Nel testo licenziato leggiamo poi un aumento della pena, che però scatta solo
per gli esercenti attività professionale, bancaria o finanziaria, con una condanna
aumentata per l'autoriciclaggio rispetto al riciclatore/auto-riciclatore (la pena è
aumentata quando i fatti sono commessi nell'esercizio di un'attività bancaria o
finanziaria o di altra attività professionale). Tale paradosso scaturiva già dalla
previsione dell’articolo 648 bis c.p., ma qui il combinato disposto di questo comma
con quello dell’esimente del godimento, potrebbe portare al paradosso di vedere il
responsabile del reato presupposto farla franca per i comportamenti auto-riciclatori,
mentre il bancario, di sicuro, oltre a subire la sanzione amministrativa per omessa
segnalazione di operazione sospetta, potrebbe essere inquisito e condannato per
riciclaggio/autoriciclaggio, con la pena aumentata perché trattasi di fatto commesso
nell’esercizio di un’attività professionale.

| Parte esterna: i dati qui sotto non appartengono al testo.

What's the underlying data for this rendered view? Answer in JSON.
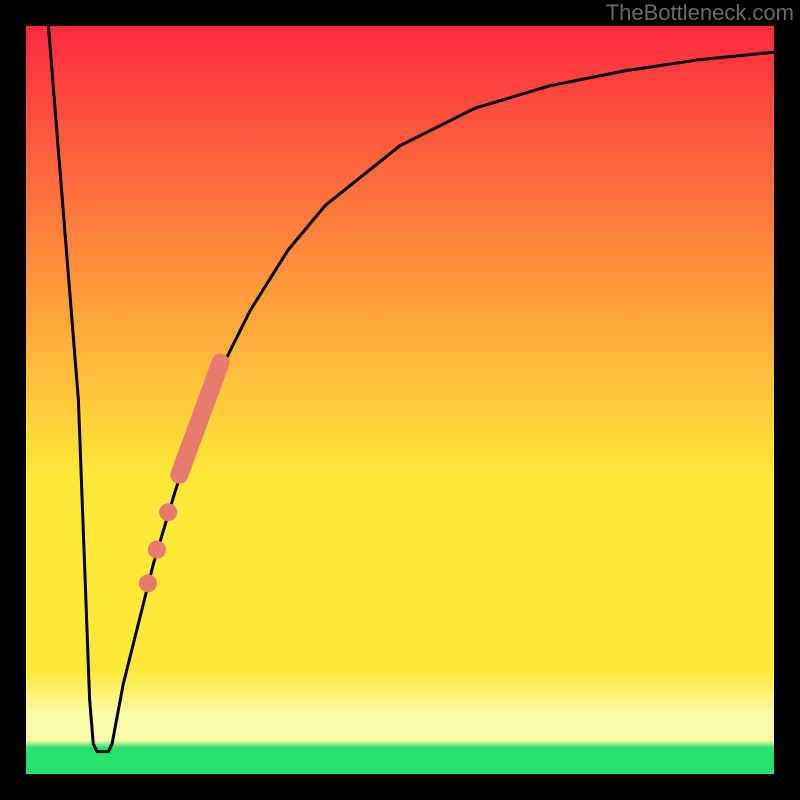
{
  "watermark": "TheBottleneck.com",
  "chart_data": {
    "type": "line",
    "title": "",
    "xlabel": "",
    "ylabel": "",
    "xlim": [
      0,
      100
    ],
    "ylim": [
      0,
      100
    ],
    "grid": false,
    "series": [
      {
        "name": "bottleneck-curve",
        "points": [
          {
            "x": 3,
            "y": 100
          },
          {
            "x": 7,
            "y": 50
          },
          {
            "x": 8.5,
            "y": 10
          },
          {
            "x": 9,
            "y": 4
          },
          {
            "x": 9.5,
            "y": 3
          },
          {
            "x": 11,
            "y": 3
          },
          {
            "x": 11.5,
            "y": 4
          },
          {
            "x": 13,
            "y": 12
          },
          {
            "x": 17,
            "y": 28
          },
          {
            "x": 20,
            "y": 38
          },
          {
            "x": 25,
            "y": 52
          },
          {
            "x": 30,
            "y": 62
          },
          {
            "x": 35,
            "y": 70
          },
          {
            "x": 40,
            "y": 76
          },
          {
            "x": 50,
            "y": 84
          },
          {
            "x": 60,
            "y": 89
          },
          {
            "x": 70,
            "y": 92
          },
          {
            "x": 80,
            "y": 94
          },
          {
            "x": 90,
            "y": 95.5
          },
          {
            "x": 100,
            "y": 96.5
          }
        ]
      },
      {
        "name": "highlighted-segment",
        "points": [
          {
            "x": 20.5,
            "y": 40
          },
          {
            "x": 26,
            "y": 55
          }
        ]
      },
      {
        "name": "highlighted-dots",
        "points": [
          {
            "x": 19,
            "y": 35
          },
          {
            "x": 17.5,
            "y": 30
          },
          {
            "x": 16.3,
            "y": 25.5
          }
        ]
      }
    ],
    "gradient_colors": {
      "top": "#ff2a3f",
      "yellow": "#ffe838",
      "pale_yellow": "#f9fba8",
      "green": "#26e26d"
    },
    "frame_color": "#000000",
    "curve_color": "#000000",
    "highlight_color": "#e87a6f"
  }
}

Per ultimo è da ricordare che il nuovo reato di autoriciclaggio è inserito tra i
reati che possono far scattare la responsabilità dell’ente a norma del decreto 231 del
2001. Nell’ipotesi così in cui un amministratore abbia costituito fondi all'estero, ad
esempio utilizzando delle sovrafatturazioni o delle fatturazioni per operazioni
inesistenti, sarà ovviamente incriminato per la sua responsabilità personale ma sarà
chiamata in causa anche l’azienda, a meno che non provi di aver adottato modelli
organizzativi atti alla prevenzione proprio di questo reato. Le aziende dovranno così
predisporre idonei modelli organizzativi che possano prevenire questo delitto al loro
interno, soprattutto con riferimento ai delitti tributari. Questo vale anche per gli
istituti di credito sia nella loro posizione di soggetti obbligati dal Dlgs 231/2007 a
segnalare all’Uif ogni operazione sospetta, sia come soggetti che potrebbero essere
chiamati insieme al dipendente a rispondere penalmente dell’esecuzione di operazioni
di natura riciclatoria messe in atto dal dipendente nell’interesse dell’azienda stessa. Si
auspica che la necessaria rivisitazione del modello organizzativo, alla luce della
novità dell’autoriciclaggio, sia accompagnata da un’azione formativa con “carattere
di continuità e di sistematicità e svolta nell'ambito di programmi organici”, per una
“specifica preparazione” del personale, al fine di evitare che i lavoratori
inconsapevolmente si trovino sottoposti a procedimenti penali. Come Fiba-Cisl
proseguiremo la nostra azione, in tutta Italia, di assemblee con i colleghi per fornire
loro una lettura “dalla parte del lavoratore” della complessa materia
dell’antiriciclaggio, di cui l’autoriciclaggio diventerà elemento essenziale.